The Missouri in the Civil War Message Board

Loss of Estate

01. I have pretty good, but very sparse information concerning three relatives active in St. Louis, prior to, during, and after the rebellion. I want to restrict my question to a single individual [my great grandfather], but I believe that some of the facts concerning his brother-in-law and an associate connected by marriage, business and place of residence, hold some of the clues to solving the mysteries of what became of him.

02. The person in question was relatively well-to-do before the war, but by the time of his death in 1875 the obituary said: "Mr. E. A. Corbet, formerly a wholesale dealer in saddlery on Fourth Street between Locust and Vine streets, died ... Mr. Corbet met with great reverses about the close of the war which forced him to retire from business ..."

03. Before the war he owned 320 acres in Osage County. That is not a particularly large holding, but the larger facts present a different picture. On the day he purchased those 320 acres, he caused a comparable-adjoining plot of 320 acres to be purchased in his mother-in-law's name and a third adjoining 320-acre plot to be purchased in a brother-in-law's name. So, the truer picture is of 760 adjacent acres of good farm land.

04. During the war, owing to his age [45] and status in the community, he was made a Captain in the E.M.M. -- pretty certainly just an honorary commission -- he never truly served in any military campaigns.

05. But then the picture gets clouded. He would have fallen in the category of pro-Union, but very anti-abolition. [He named a son born in 1860 John Breckinridge, and almost certainly voted for the former Vice-President in that election.] He was a young man from Edinburgh, but all the relatives who accompanied him to St. Louis were solid Virginia-to-Louisville-to-St. Louis land holders with modest slave holdings.

06. Since he was a dealer in what was an important war commodity -- I think his company was a sub-contractor to his much more famous neighbor on Main St. -- Thornton Grimsley -- for the supply of harness and saddles, he would have had requests to supply to both the Union and the Confederacy. However, in the portfolio on him maintained by the Provost Marshal there was never any accusation of his 'playing both sides'. On the other hand. as soon as the newly-instituted Income Tax was initiated to finance the war, he and his firm seem to have been very hard hit by taxes -- they almost seem punitive in relation to what was being paid by far wealthier firms and individuals.

07. Then it gets worse, one brother-in-law was arrested by the Provost Marshall and thrown in Gratiot Prison for almost 100 days before being released on Parole after the posting of a rather hefty $10,000 Bond. That brother-in-law was only released based on the representations of my grandfather to cover the Bond. The Provost Marshal dossier on the brother-in-law would probably lead most unbiased observers to suspect he was indeed guilty of providing a channel of medical supplies to the South.

08. And finally, the person I mentioned as being closely related by marriage, and in the business community, was a West Point graduate with known Southern sympathies, whose mail was intercepted by the government for he was known to be a high-ranking member of the Knights of the Golden Circle, and was in fact, at the outset of the war designated in writing by General Price to be one of the persons who would negotiate exchanges of prisoners with General Fremont. That person, Colonel Robert Mary Renick, however, came into 1860 wealthy, powerful and well-respected, and exited the war wealthy, powerful and well-respected.

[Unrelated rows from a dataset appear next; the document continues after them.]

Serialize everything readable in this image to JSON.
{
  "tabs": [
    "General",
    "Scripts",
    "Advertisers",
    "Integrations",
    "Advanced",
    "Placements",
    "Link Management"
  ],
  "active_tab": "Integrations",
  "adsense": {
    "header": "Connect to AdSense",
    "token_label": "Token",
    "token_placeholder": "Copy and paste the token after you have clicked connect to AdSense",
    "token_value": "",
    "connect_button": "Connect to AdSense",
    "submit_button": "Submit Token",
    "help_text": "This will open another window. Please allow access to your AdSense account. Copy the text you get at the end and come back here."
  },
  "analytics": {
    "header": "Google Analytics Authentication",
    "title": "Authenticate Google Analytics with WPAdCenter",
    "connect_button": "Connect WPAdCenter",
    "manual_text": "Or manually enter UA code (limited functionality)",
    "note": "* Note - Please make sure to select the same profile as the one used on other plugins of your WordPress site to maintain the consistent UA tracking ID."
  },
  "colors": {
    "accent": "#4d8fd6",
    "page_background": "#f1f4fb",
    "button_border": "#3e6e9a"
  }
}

09. So, with all that background, the questions I have are:

a. Are there known cases in which fines for 'being on the wrong side' resulted in either a government confiscation of deeded lands, or a forced sale with the proceeds going to the government?

b. After the war, upon decease of the three persons who each owned 320 acres in Osage, there is nothing left in the wills, estates or any family remembrances. I am in California, so I cannot travel to the Circuit Court in Linn to try to track down what records must exist for the disposition of the property. I also cannot afford to pay some researcher to do that tracking. Can anyone suggest any on-line, or at least remotely-accessible manner to 'follow the money'?

c. I have begun to do a lot of reading, and obviously have much more to do; can anyone suggest any material that relates to specific examples of the economic consequences of the period of Marshal Law in St. Louis for persons named in the Provost Marshal catalog of 'Disloyal Persons'?